Mel Bochner

Mel Bochner was born in Pittsburgh in 1940. He studied painting and philosophy, earned his BFA from the Carnegie Institute of Technology in 1962, and moved to New York City in 1964, where he continues to live and work. His first exhibition, in 1966 at the School of Visual Arts, Working Drawings and Other Visible Things on Paper Not Necessarily Meant to be Viewed as Art, is often cited as the first exhibition of conceptual art. In 1976, Peter Freeman, while still a student, invited him to make the cover for the Harvard University campus literary magazine.

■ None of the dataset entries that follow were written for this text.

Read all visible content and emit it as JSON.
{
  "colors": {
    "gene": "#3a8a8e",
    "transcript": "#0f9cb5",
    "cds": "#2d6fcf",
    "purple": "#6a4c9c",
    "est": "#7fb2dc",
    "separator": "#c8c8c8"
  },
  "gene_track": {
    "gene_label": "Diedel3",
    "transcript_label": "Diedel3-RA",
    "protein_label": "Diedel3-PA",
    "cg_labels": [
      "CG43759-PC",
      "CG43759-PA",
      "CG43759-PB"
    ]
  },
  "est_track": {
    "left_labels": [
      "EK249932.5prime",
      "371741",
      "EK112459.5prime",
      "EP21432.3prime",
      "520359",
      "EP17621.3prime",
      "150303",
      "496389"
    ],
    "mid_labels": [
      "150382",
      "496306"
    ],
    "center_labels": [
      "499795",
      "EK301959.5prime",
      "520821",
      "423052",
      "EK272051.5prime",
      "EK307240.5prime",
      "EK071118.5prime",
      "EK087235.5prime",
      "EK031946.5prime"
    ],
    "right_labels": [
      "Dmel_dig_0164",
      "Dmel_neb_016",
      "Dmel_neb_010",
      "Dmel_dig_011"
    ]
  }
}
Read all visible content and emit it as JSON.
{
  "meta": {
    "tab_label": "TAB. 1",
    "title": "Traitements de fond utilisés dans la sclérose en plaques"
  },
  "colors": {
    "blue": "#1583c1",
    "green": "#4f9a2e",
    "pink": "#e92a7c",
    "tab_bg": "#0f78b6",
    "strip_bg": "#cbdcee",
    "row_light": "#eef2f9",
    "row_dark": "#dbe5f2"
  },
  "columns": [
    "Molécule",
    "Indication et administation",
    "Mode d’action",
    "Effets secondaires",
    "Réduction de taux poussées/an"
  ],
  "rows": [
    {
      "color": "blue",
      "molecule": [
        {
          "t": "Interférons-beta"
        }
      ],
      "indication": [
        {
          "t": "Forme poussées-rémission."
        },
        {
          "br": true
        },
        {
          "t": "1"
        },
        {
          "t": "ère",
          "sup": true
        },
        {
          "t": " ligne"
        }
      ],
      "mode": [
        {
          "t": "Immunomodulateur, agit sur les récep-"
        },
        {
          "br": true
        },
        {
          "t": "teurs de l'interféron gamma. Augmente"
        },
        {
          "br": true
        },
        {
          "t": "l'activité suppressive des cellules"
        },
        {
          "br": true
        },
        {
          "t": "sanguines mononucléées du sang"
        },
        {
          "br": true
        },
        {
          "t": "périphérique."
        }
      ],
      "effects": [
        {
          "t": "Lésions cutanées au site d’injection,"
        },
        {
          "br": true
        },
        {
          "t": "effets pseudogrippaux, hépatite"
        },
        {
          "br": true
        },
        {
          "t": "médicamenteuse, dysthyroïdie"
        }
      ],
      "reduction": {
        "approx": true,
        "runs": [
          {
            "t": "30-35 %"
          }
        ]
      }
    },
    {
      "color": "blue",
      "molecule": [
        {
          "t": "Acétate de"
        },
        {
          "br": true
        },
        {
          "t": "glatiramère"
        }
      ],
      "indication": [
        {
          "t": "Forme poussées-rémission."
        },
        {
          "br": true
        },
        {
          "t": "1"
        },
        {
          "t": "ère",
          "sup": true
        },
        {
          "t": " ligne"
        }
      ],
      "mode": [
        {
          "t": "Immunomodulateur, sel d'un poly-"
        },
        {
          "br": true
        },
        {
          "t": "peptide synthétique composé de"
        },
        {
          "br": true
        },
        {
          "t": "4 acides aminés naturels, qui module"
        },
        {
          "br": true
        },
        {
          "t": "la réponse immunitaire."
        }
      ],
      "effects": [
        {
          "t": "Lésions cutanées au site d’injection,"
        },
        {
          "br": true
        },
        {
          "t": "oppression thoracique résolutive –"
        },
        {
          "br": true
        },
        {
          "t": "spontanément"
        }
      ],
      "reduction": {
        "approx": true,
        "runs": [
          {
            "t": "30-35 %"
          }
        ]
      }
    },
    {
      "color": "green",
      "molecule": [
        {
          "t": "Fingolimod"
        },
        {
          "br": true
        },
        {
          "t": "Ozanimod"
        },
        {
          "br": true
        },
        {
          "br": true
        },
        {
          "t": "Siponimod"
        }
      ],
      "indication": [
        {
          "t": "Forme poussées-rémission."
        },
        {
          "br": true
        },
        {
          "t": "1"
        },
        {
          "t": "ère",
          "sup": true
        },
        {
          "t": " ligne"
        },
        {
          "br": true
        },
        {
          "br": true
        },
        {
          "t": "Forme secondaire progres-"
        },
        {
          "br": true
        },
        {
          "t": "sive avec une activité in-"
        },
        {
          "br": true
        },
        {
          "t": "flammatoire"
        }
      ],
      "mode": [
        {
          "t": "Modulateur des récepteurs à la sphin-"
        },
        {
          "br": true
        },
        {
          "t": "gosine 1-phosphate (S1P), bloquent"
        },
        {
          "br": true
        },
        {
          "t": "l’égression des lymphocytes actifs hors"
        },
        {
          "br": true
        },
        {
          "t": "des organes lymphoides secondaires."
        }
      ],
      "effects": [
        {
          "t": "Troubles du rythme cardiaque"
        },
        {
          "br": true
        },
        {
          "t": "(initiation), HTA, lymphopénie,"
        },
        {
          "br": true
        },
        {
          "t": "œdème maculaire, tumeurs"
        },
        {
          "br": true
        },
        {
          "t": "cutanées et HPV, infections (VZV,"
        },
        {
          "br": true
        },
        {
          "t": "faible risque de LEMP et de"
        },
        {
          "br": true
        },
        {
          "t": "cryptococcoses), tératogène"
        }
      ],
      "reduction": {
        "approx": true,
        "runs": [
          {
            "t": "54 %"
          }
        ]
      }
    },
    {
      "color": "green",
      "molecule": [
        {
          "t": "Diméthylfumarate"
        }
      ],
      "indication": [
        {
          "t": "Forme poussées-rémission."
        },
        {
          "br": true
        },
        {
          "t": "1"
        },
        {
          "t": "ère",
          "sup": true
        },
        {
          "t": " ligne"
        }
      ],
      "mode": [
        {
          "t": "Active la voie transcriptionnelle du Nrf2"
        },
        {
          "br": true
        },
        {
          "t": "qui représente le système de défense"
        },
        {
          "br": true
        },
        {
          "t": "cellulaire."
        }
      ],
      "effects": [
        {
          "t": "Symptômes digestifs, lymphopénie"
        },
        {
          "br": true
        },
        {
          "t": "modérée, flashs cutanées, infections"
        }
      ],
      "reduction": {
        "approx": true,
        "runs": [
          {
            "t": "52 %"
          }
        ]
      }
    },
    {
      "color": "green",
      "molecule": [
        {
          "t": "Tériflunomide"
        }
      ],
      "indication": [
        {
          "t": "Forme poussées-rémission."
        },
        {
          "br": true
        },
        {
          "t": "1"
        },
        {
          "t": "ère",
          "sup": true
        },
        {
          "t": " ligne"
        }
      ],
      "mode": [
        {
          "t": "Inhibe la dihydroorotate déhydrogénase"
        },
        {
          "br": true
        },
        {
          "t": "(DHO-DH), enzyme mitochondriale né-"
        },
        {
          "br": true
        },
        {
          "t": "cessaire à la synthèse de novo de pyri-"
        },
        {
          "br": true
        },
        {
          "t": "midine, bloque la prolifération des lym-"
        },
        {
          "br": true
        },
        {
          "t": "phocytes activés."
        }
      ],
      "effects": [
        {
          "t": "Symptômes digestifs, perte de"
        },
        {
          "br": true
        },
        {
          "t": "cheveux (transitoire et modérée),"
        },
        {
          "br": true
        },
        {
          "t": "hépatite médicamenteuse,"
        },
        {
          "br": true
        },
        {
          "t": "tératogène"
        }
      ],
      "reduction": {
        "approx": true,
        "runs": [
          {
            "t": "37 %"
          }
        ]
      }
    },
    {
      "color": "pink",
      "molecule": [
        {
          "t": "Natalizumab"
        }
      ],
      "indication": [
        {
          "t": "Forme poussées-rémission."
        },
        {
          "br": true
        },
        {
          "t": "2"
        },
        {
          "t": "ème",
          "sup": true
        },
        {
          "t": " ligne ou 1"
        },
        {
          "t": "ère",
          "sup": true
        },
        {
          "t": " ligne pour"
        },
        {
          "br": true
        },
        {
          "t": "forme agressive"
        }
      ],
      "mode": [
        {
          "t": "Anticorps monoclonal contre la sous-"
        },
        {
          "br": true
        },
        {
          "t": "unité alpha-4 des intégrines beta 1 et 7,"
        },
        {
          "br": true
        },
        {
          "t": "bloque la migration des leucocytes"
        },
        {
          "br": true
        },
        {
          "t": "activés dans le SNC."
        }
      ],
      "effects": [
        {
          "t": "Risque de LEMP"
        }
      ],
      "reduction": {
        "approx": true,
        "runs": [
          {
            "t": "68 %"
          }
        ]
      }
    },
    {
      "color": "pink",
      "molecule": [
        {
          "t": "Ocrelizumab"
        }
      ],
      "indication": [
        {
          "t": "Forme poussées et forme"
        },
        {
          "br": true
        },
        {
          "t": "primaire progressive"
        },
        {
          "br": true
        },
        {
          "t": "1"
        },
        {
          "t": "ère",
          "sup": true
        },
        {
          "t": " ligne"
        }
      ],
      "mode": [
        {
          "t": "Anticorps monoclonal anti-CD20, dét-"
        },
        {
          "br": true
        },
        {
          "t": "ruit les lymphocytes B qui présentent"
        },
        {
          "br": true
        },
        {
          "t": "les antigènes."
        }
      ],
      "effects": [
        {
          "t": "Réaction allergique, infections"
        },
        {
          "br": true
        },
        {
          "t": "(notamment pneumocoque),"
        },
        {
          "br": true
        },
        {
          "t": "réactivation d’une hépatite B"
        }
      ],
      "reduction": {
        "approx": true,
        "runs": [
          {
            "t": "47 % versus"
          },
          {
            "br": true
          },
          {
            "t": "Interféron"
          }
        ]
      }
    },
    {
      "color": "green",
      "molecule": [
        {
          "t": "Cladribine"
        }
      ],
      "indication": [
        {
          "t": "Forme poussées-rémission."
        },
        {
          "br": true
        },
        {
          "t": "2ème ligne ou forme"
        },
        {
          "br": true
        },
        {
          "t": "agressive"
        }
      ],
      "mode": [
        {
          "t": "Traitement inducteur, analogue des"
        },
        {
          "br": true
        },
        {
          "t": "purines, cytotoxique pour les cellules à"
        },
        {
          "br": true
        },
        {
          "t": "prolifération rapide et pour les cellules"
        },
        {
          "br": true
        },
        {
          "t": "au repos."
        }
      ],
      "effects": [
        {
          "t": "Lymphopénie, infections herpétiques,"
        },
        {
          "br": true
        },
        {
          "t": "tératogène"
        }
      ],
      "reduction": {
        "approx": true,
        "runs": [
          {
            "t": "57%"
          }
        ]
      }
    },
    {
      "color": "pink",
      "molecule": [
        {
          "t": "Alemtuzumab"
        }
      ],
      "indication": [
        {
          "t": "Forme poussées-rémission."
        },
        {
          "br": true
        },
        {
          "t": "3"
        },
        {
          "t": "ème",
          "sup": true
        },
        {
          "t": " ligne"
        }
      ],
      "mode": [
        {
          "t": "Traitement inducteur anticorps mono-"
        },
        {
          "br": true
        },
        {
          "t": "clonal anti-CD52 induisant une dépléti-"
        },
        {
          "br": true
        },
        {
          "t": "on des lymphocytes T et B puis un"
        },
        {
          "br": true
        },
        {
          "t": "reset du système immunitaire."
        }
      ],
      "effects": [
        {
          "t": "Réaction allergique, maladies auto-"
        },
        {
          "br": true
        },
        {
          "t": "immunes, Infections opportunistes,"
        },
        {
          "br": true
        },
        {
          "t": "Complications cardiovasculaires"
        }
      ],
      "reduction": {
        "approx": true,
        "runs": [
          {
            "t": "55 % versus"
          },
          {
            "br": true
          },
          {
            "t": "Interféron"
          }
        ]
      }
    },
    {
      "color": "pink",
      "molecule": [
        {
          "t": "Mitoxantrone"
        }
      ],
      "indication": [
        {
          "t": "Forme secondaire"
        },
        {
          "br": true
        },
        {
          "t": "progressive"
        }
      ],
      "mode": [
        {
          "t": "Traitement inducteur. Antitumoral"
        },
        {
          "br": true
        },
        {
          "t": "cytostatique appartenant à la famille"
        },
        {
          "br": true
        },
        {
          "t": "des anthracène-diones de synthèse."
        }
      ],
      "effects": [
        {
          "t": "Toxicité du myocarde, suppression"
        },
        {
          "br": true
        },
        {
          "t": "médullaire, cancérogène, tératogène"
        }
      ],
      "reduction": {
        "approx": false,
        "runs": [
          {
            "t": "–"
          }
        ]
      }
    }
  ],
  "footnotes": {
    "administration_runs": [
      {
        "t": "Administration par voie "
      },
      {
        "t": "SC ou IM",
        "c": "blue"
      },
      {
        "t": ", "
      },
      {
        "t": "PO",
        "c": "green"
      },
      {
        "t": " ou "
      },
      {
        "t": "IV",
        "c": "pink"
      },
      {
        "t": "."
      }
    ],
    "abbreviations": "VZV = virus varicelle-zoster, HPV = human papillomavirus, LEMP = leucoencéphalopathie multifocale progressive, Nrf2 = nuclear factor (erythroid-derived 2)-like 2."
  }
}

Thirty years later, in 2006, Bochner joined Peter Freeman, Inc. and has mounted nine solo exhibitions at the gallery since.
 
Bochner’s work is included in many public collections, including the Art Institute of Chicago, Illinois; Carnegie Museum of Art, Pittsburgh; The Museum of Modern Art, New York; National Gallery of Art, Washington, DC; Whitney Museum of American Art, New York; Tate, London; and Centre Pompidou, Paris. In addition to the retrospective at the Art Institute and the Dia Beacon commission, recent solo exhibitions have included a show at The National Museum of Art, Osaka (2023) and a wall drawing as part of a site-specific installation series at The Menil Drawing Institute, Houston (2022–2023).